Roberto Cavalli: Ready-to-Wear AW18
This was Roberto Cavalli after dark. A Cavalli dreamscape. Mr Paul Surridge took it to a new level of extra, and boy do we love to be extravagant. Signature animal prints charged through the collection in snow leopard, high waisted pants lightly flared and dresses scooped the body, so mini. Knee high leather boots were made for walking and coats slit high up the leg, dresses intricately diced the bodice. These women and men were wild, dominating this nightlife kingdom jungle meets desert. Dégradé chiffon dresses faded in and out in compelling colours so right for the night. In the first combined mens and womens show for the brand, the men walked with ease, so chic in their layered up leopard print pants and hooded jackets. Oversized scarves felt mysterious, a checkered wool coat held sturdy and we lurrrrved that head to toe red hot leather situation with black shoulder. New mono colour coding at Cavalli.

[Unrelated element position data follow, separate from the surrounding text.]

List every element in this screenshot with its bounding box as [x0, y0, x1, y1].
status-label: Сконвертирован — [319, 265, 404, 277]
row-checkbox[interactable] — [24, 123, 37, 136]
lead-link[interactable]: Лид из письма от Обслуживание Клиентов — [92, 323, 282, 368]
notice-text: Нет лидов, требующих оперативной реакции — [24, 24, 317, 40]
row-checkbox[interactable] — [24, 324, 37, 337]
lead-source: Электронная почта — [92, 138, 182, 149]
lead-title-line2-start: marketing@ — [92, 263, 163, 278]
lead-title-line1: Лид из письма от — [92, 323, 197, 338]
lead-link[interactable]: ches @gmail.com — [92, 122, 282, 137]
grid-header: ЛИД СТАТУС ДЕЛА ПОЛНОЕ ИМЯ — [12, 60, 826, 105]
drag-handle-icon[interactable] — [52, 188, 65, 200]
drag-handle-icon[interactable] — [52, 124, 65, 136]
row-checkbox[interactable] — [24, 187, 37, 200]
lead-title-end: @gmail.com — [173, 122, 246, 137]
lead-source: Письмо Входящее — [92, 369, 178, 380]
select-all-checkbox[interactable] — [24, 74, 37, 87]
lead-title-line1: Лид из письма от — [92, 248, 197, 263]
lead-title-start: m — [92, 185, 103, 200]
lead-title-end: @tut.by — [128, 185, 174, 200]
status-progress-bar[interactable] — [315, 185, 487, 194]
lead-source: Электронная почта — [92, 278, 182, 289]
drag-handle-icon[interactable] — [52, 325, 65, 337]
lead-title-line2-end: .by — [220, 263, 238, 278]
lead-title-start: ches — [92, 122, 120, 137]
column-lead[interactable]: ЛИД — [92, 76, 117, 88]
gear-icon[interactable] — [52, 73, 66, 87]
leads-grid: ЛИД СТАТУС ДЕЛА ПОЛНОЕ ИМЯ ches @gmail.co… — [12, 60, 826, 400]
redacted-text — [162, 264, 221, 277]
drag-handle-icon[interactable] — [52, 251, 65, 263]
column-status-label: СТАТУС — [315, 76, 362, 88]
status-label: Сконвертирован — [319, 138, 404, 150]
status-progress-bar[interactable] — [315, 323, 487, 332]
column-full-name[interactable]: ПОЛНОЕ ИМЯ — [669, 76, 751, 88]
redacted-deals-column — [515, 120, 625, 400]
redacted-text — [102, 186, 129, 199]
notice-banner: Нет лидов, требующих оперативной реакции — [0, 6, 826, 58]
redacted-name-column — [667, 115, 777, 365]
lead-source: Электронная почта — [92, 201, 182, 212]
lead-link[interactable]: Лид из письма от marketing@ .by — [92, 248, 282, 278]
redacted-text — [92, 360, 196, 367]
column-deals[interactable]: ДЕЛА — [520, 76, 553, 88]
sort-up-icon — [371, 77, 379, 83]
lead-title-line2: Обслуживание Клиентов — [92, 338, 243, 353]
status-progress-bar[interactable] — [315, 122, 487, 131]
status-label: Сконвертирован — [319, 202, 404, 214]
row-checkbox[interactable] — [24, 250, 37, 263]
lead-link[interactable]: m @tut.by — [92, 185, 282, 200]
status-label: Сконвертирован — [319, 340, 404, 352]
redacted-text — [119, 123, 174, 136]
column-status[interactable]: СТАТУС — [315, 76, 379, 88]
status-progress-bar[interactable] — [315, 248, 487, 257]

Men carried backpacks, on a mission – a somewhat flame fuelled mission it seemed in their leather shirts. Snakeskin hissed in defence and crocodile made up the armour, looking so good on Dilone in those cherry red flares. Work it, girl. It was tough and ready for the night but there was a softness too, perhaps a late night honesty. Long dresses cut on the bias swirled with handkerchief hems, a pop of pure white shining through and a build up to all those frills, plunging, rollercoasting round the body. The colours took us somewhere nomadic, and we were drifting to distant lands, floating away. Bella Hadid anchored the end of the show in a red leather coat, bringing us right back into the city for the end of the night.